Caduti, alterati e redenti. Con una concupiscenza, ma anche con un richiamo alla Verità e all'Amore. Sacra per la sua origine e il suo destino in Dio, sacra per la sua salvezza in Lui. La sua caduta non è tanto grave nell'aspetto materiale o carnale, quanto in quello spirituale, nella sua lontananza da Dio. Ecco perché, in una cultura materialista, forse non si nota tanto ciò che manca quando la sua dignità si riduce a esistere nel temporale. 

Per contro, c'è la meraviglia della vita cristiana nella Trinità.
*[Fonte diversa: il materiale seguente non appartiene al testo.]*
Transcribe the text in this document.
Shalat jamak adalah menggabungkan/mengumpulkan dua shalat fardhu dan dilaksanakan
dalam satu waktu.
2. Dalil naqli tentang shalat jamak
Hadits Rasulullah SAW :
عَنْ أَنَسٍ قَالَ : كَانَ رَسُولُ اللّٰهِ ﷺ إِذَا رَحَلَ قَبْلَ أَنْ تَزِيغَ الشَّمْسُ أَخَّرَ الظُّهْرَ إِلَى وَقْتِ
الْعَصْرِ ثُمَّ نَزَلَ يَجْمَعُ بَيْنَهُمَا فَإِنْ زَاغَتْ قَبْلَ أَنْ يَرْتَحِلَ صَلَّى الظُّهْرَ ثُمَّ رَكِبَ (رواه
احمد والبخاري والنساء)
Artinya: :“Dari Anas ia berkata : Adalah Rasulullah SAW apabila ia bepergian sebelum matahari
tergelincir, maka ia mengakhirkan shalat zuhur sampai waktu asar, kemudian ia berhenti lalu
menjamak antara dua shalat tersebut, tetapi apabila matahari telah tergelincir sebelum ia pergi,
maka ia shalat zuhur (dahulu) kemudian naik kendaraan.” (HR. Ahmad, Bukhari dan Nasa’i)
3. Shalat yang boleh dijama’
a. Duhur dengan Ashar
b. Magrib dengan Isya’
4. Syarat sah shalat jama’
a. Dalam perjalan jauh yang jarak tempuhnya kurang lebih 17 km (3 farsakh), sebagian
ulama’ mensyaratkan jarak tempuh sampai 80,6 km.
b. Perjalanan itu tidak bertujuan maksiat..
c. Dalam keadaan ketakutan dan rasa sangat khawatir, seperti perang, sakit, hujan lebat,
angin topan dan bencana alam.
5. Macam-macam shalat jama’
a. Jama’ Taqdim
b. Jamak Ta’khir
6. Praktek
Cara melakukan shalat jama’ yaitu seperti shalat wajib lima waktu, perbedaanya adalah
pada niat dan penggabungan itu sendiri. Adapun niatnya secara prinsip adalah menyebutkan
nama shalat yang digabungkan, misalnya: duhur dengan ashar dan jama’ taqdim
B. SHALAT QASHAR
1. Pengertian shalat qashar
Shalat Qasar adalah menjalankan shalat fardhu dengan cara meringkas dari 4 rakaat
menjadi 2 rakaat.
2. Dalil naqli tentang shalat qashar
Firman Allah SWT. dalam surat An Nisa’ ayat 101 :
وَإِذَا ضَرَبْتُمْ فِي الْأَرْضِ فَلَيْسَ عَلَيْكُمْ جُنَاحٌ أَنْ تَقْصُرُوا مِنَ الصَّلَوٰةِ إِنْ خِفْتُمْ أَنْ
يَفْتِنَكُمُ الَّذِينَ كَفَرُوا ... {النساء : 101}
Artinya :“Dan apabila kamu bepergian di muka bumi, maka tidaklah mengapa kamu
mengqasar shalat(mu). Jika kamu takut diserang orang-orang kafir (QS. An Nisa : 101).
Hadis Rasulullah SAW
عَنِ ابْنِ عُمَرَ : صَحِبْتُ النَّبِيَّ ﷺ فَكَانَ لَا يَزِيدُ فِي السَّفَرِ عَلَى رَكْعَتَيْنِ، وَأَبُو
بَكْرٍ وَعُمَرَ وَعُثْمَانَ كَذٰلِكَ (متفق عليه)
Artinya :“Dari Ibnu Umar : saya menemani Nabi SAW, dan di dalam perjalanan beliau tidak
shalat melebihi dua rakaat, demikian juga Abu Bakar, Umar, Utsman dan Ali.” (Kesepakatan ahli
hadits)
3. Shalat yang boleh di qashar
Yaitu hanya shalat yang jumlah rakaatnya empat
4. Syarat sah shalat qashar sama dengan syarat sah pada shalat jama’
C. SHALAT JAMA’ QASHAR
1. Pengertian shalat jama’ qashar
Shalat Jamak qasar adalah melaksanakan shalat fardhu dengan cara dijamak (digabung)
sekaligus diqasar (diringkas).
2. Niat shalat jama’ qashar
Esiste quindi una triplice dignità dell'uomo attraverso la sua somiglianza con Dio (immagine), la sua vocazione a incontrarlo e la sua figliolanza. "Comprendiamo, dunque, lo stretto rapporto tra l'umano e il sacro, poiché il sacro non è altro che l'appellativo più nobile e la verità più profonda dell'umano". (347). E questa piena verità dell'essere umano e della sua vocazione si è manifestata soprattutto in Maria. E incoraggia il meglio di noi. 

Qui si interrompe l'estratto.